Thomas Albert Witcher (born September 28, 1936) is an American former professional football player who was a linebacker for one season with the Houston Oilers of the American Football League (AFL). He played college football for the Baylor Bears.

==Early life and college==
Thomas Albert Witcher was born on September 28, 1936, in Burnet, Texas. He attended Lampasas High School in Lampasas, Texas.

Witcher was a member of the Baylor Bears of Baylor University from 1956 to 1959 and a three-year letterman from 1957 to 1959. He earned Associated Press (AP) second-team All-Southwest Conference (SWC) honors in 1958 and AP first-team All-SWC honors in 1959. He was later inducted into Baylor's athletics hall of fame.

==Professional career==
Witcher was selected by the Los Angeles Rams in the 13th round, with the 152nd overall pick, of the 1959 NFL draft. He was also selected by the Minneapolis AFL team in the 1960 AFL draft.
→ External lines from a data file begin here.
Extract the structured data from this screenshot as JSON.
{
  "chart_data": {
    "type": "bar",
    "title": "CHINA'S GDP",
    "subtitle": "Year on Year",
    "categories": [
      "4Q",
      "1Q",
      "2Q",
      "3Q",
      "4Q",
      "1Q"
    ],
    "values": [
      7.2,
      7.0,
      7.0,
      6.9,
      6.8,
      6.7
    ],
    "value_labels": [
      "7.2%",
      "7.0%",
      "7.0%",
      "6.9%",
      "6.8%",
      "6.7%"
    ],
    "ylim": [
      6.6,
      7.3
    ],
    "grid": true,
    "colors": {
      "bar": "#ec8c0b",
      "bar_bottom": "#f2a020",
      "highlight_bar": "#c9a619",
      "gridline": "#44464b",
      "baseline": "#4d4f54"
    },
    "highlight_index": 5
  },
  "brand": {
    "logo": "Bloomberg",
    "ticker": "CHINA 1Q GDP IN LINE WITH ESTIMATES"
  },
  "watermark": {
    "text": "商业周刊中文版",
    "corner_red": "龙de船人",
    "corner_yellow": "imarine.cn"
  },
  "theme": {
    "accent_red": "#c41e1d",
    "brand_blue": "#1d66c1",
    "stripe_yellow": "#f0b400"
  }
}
Witcher's AFL rights were later traded to the Houston Oilers. He played in fourteen games, starting seven, for the Oilers during the team's inaugural 1960 season, totaling one interception, one sack, and four receptions for 34	yards and one touchdown. He also started for the Oilers in the 1960 AFL Championship Game, a 24–16 victory over the Los Angeles Chargers.

==Personal life==
Witcher retired from professional football to attend law school. He then became a lawyer in Texas.